Relieved to get away from the antislavery fervor of many of Washington’s politicians, Bagby enthusiastically supported secession and the Southern cause in his editorials in the Messenger, but the war had a disastrous effect on the magazine. After struggling for more than three years to keep the publication alive in the face of dwindling supplies of paper and ink and shrinking subscription rolls, Bagby resigned his position as editor in January 1864, only months before the most-distinguished literary journal in the South ceased publication forever. Bagby joined the Confederate army on April 22, 1861, but the chronic dyspepsia from which he suffered all of his adult life led to his discharge late in September 1861. He tied his fortunes so closely to the Confederate cause that in April 1865 he fled Richmond aboard the same train that carried Confederate president Jefferson Davis and his entourage to Danville.
Post-Civil War Years
Bagby returned to Richmond within a month to join his young wife, Lucy Parke Chamberlayne Bagby, whom he had married on February 16, 1863. They had six sons and four daughters between 1864 and 1882. Faced with the expenses of supporting the growing family, Bagby turned in desperation to the lecture circuit. His humorous writings, especially his “Bacon and Greens” (1866), were ideally suited for public lectures, but he remained in debt. Consequently, from 1867 to 1870 he edited the Native Virginian, a new newspaper published first at Orange Court House and later in Gordonsville, Orange County. His efforts to make the newspaper a financial success proved to be in vain, however, and in 1870 he returned to Richmond as assistant to the secretary of the commonwealth, who was by law also the state librarian. Until he lost his job when the Readjusters came to power in 1878, Bagby was in charge of the books in the Virginia State Library. He continued to lecture and composed some of his best-known works during those years, including his most famous essay, “The Old Virginia Gentleman,” in 1877.

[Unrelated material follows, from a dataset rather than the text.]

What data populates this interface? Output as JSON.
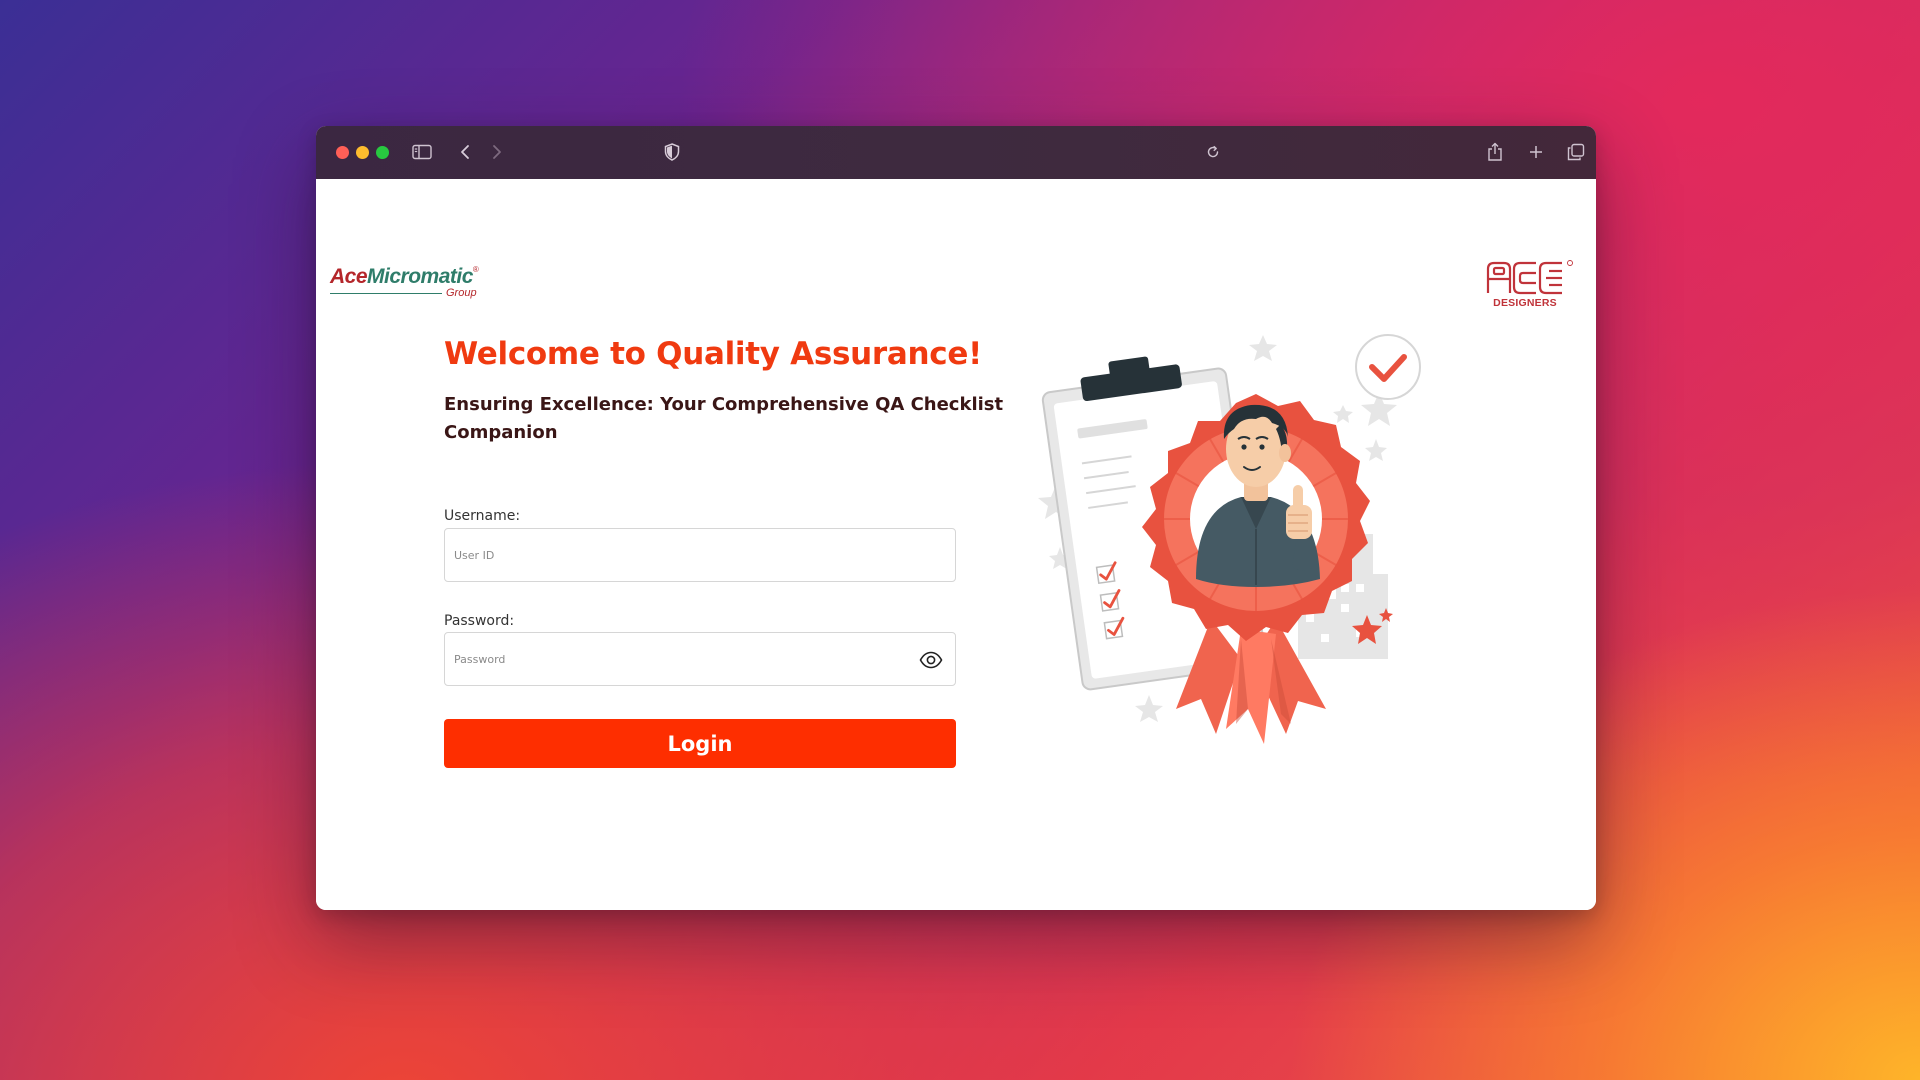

In a series of letters published in the Richmond State during the final years of his life, Bagby revealed the abiding tension in his mind and writings between the impulse to describe life in Virginia precisely and accurately and the impulse to sentimentalize the old days in his native commonwealth. At his best, his observations on Southside plantation life are shaped by an admirable blend of accuracy, objectivity, and genuine affection for his subject. Some of the essays, such as “My Uncle Flatback’s Plantation,” “Fishing on the Appomattox,” and “Corn-Field Peas,” have held up well. Others more deeply rooted in the ethos of the time have not.
George William Bagby died of the effects of chronic dyspepsia and an ulcer of the tongue at his home in Richmond on November 29, 1883 and was buried in Shockoe Cemetery. Posthumous editions of his essays appeared in 1884–1885, 1910, 1938, 1943, and 1948, the last three edited by his youngest daughter, Ellen Matthews Bagby.